The gears rumbled to life in my head and I began to project. So, if and when they know that I’m someone who chooses to take medication, they will have contempt for me. They’ll decide I am weak, or lazy, or unwilling to face difficult times, or just a compliant sheep controlled by Big Pharma. They’ll write me off. And if they would write me off for this, how quickly will they write me off once they know I am a drug addict in recovery? Should I speak up and tell all of these things about myself as early as possible so they can go ahead and write me off instead of wasting their time?

I felt the trap door opening under my feet. I felt the familiar brick settling onto my chest. I felt the familiar loneliness that tells me “You don’t belong. Don’t get fooled into thinking you could.” 

These moments are part of life for me, and I try not to let them control my actions. I try not to let them trigger defensive counterjudgments or mentally put people into boxes, but it’s hard sometimes. I’m aware that when I do that I am judging people in the same way I don’t want them to judge me.

Poetry…Because Drugs Didn’t Work Out

I used this phrase when meeting my new psychiatrist and got a quizzical look. He’d just asked me what coping mechanisms I use to deal with my symptoms. I’ve used the phrase before with others, or referred to poetry or writing as my “newest vice.” Some people get it right away, some don’t.

It’s like one of my favorite snarky T-shirts, that says “Writing…Because Murder is Wrong.” That one either gets a laugh or a vaguely uncomfortable look.

Poetry, and other writing, are indeed a coping mechanism for me. Doing them is part of my ongoing efforts to break the old patterns that want to keep me silent, ashamed, and stuck. Doing them can help me get through the disorientation or despair of an episode, or at least give me reference points before and after.

Poetry, and all art, is a form of therapy as well as whatever other purposes it has. Some might sneer at those who seem focused on this aspect of it, or draw distinctions between such people and “real” artists. I believe there’s a place for a critical voice in our process, but I also believe there’s a special corner in some hypothetical hell reserved for those whose contempt or elitism discourage creation.

The word therapy comes from the Greek root for to serve. Psychotherapy translates to serving the soul. Whether it’s our soul or others, or what the ratio is, the service exists.
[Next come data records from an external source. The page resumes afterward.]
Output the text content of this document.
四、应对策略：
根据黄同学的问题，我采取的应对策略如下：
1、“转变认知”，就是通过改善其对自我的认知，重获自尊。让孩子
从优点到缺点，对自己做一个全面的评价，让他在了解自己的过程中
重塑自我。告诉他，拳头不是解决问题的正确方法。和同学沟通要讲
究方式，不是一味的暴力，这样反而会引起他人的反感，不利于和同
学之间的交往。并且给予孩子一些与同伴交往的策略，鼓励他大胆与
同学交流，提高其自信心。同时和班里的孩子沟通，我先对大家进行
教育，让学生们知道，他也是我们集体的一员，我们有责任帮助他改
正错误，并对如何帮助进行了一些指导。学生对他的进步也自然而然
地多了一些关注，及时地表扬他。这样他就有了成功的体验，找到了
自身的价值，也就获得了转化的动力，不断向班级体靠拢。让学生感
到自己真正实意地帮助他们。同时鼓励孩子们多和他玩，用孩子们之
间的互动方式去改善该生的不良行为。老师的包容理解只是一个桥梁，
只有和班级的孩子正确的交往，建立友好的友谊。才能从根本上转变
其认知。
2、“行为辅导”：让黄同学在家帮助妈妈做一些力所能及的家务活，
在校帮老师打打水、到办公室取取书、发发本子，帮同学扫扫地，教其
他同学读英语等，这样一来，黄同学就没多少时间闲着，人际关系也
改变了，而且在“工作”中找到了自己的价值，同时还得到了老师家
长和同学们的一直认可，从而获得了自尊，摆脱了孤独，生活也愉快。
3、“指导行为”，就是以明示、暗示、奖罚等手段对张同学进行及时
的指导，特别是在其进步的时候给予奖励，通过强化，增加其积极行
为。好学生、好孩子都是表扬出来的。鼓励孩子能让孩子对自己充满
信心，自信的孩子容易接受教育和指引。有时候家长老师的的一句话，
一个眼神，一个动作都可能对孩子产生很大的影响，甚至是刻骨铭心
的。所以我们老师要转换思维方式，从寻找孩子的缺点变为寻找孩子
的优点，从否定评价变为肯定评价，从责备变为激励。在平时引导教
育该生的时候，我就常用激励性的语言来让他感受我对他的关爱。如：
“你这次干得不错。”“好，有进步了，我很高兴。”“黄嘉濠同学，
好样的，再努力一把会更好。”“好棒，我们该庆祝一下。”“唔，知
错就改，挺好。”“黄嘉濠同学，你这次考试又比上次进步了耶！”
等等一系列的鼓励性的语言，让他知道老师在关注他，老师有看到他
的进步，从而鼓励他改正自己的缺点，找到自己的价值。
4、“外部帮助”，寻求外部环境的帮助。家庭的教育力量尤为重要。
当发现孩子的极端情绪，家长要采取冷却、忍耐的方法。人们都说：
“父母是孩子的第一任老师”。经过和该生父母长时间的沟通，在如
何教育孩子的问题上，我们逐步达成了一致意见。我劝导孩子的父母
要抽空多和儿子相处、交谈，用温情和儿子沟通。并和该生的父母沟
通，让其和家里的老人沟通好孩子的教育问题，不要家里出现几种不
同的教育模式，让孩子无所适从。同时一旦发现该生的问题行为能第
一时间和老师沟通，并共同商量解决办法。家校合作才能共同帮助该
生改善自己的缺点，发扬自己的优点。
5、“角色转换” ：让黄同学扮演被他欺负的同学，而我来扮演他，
When we create something–anything–we influence the world.

Reminders

No matter how well I am doing, I must not forget what I am. No matter how much I am enjoying being a poet, or how invested I am in being a mother, I must not forget the conditions that have the ability to destroy it all if I don’t deal with them as responsibly as I can.

I live with a mental illness, and I’m an addict in recovery. These things become less and less obvious to people as I rack up more years clean and have the good fortune to stay out of the hospital for years as well. But serious mental health crisis always has the potential to happen–and, of course, relapsing back into my addiction would bring all my progress crashing down on myself and my loved ones.

Many of the people I meet these days don’t know about my past. Sometimes I am nervous about if, or when, or how to talk about it. I don’t know to what degree I will encounter stigma. Sometimes I expect, on some level, to be “written off” as a new acquaintance gets to know me. Not that I can’t be written off for many other things about myself, or just for general social awkwardness.

At any rate, my learning and growth have to be balanced with continued maintenance. New adventures have to be undertaken with an honest knowledge of my limitations. Even when I can “pass” for normal, I have to remember and accept that I am not.